Saturday 31 January 2009

Mobile 2.0 San Francisco

Orginally published at www.bima.co.uk on 8th November 2008

This week I was fortunate enough to have been able to attend the annual Mobile 2.0 conference in San Francisco, on behalf of O2 Litmus. The one-day event took place on 3rd November at the Hyatt and was a sell-out, with over 300 people in packed into the venue. What was interesting to see was not only the international outlook on the mobile 2.0 scene, but that the mobile application developer ecosystem is rapidly building in size and credibility.

Venture capitalists, start up’s, operators and established application developers sat closely alongside one another in San Francisco. I was one of a relatively small number of Europeans at the event, and it was clear to see the benefits of such a closely knit community both in terms ofcollaboration and ideas.

The topic talked about the most at Mobile 2.0 was what gives mobile applications the ‘X Factor’.

Many of the questions from the floor insinuated that many developers were still working hard to find sustainable business models for mobile. Many were looking at ad funded as the potential solution to their problem.

However the view from the VC panel was as clear as it was stark.
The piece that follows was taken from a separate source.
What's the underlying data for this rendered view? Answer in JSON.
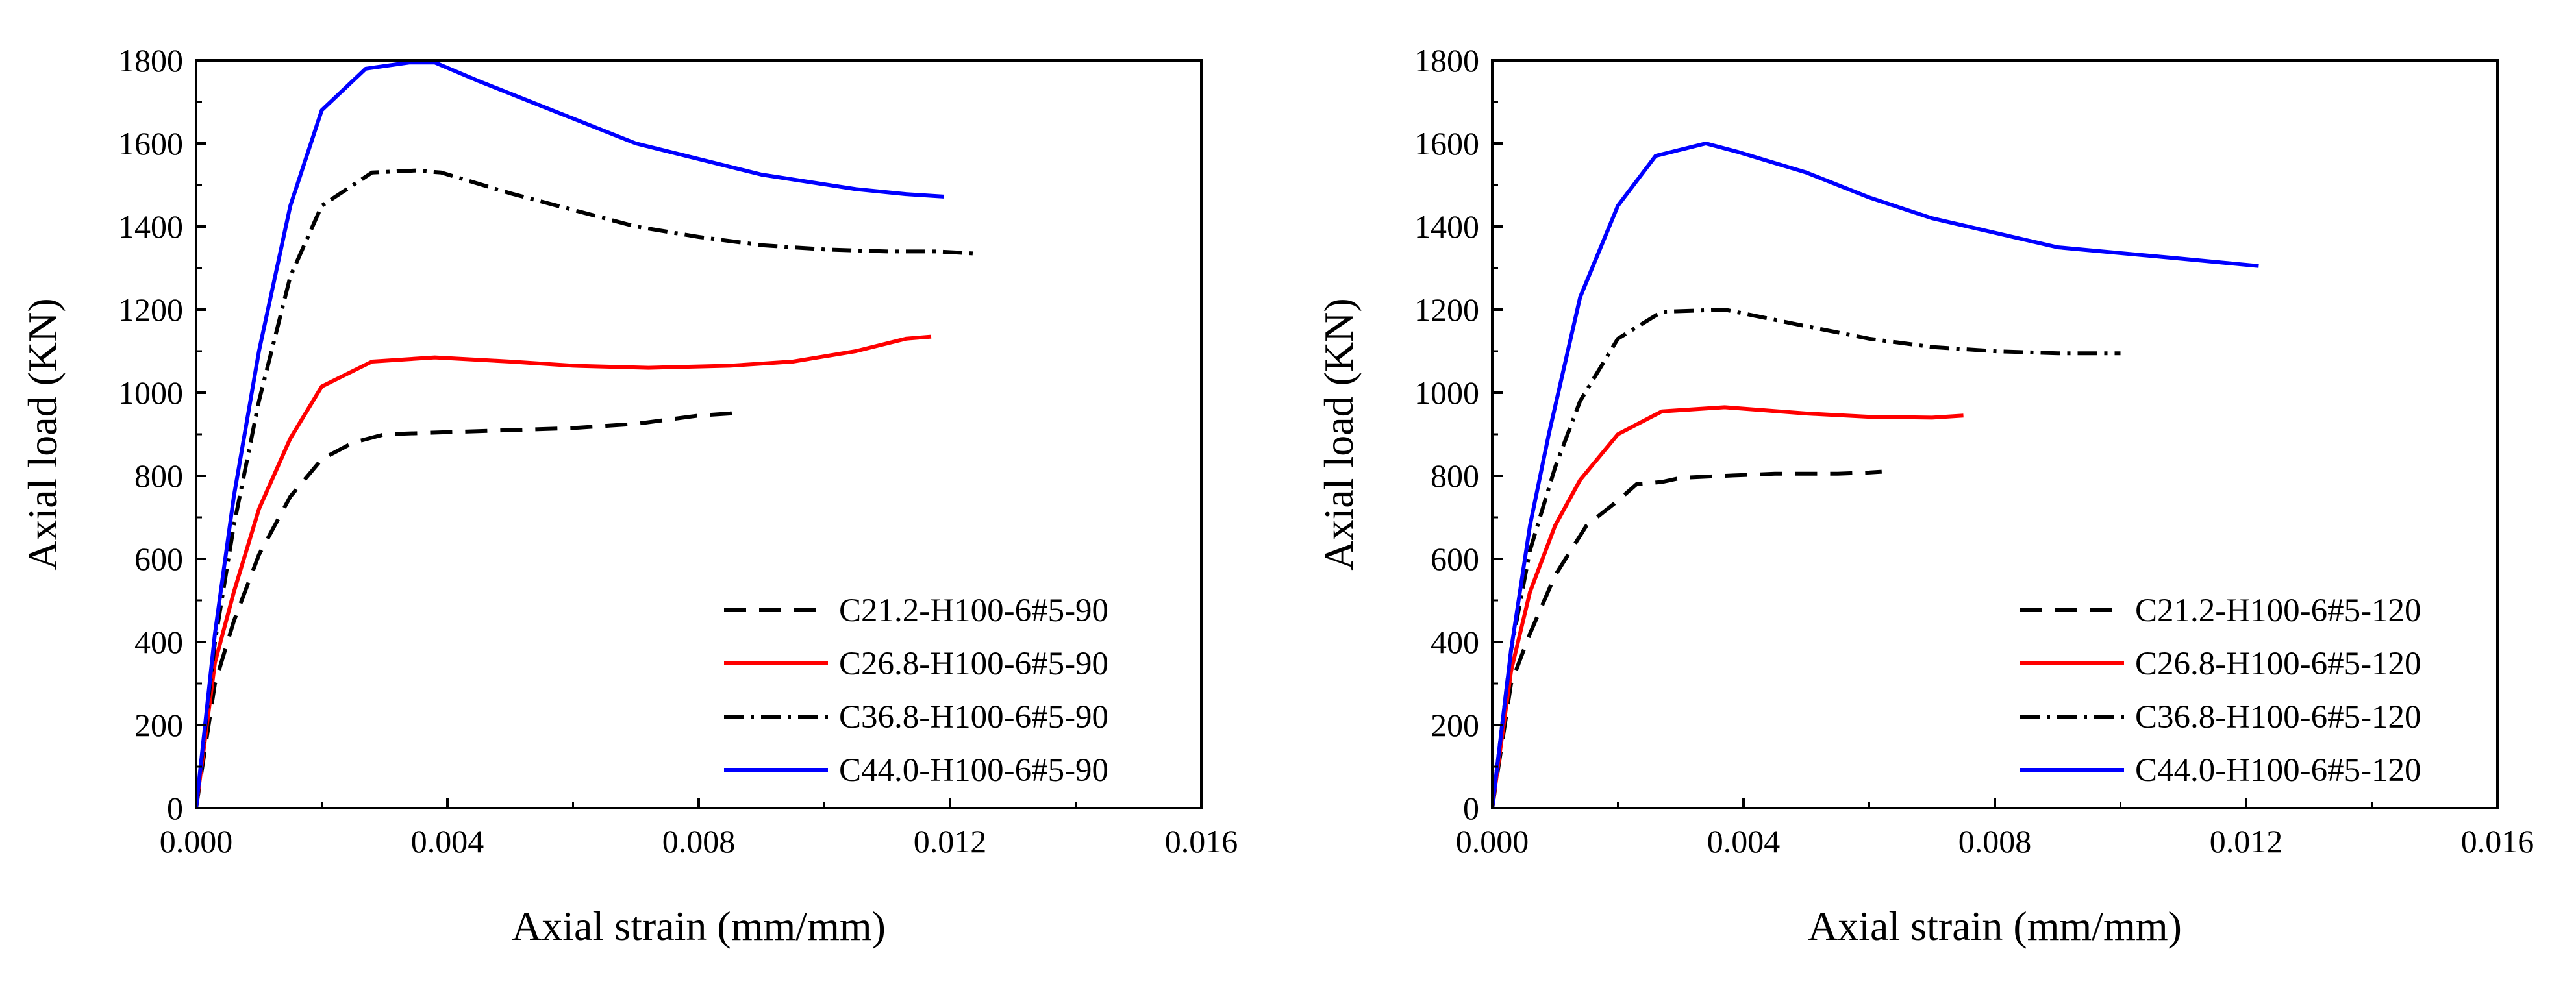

Mobile applications which solely rely on advertising revenue are consistently failing to attract any interest from the Bay Area VC community. This is due to high levels of cynicism that mobile will be able to generate the CPM rates & volumes required to sustain a VC investable business.

“VC investable” is the key term here. All on the panel were at pains to state that many app developers will be able to create a business in Mobile via Ad funded, with the potential to scale to single figure millions of dollars per year. However, of course, the VC community are looking for exits of substantially more than that, and you got the sense everyone is still searching for the Mobile poster child company to emerge.

Secondly there was a detectable frustration with a lack of innovation coming through. Too many ideas being presented to the VC community were seen as line extensions, simply taking an existing concept and adding one or two new features - not breaking fresh ground or coming up with differentiated & unique propositions. This view was backed up by Sarah Lacey in her talk entitled “Secrets from Silicon Valley” held in London on 7th November.

An great tip for anyone going in front of these guys was be prepared for the “why now?” question. In these increasingly tough times the entrepreneur must be ready to convince the VC that they can’t afford to just sit back and let some other guy take the risk on their idea.

The theme of negativity on ad funded models was articulated by Tim Chang from Norwest Venture Partners, citing companies like GetJar who are building a sustainable business in Mobile. In anticipation of this focus on monitisable transactions, Tim was particularly supportive of micropayments and companies in the payments space.

I’m not an application developer though, so although the sweet spot for hot applications right now was compelling to see, what I found more insightful was the appetite for the industry to collaborate to create better things in the mobile 2.0 era.

I can see too that it will be important for Mobile operators like us to help bring customers and application developers together and step out of their way to let both parties get the most out of one another.

Consumers want cutting edge apps and developers want to reach an audience more easily. I see no reason why this won’t be the future model, and we will all be able to learn a lot from the journey.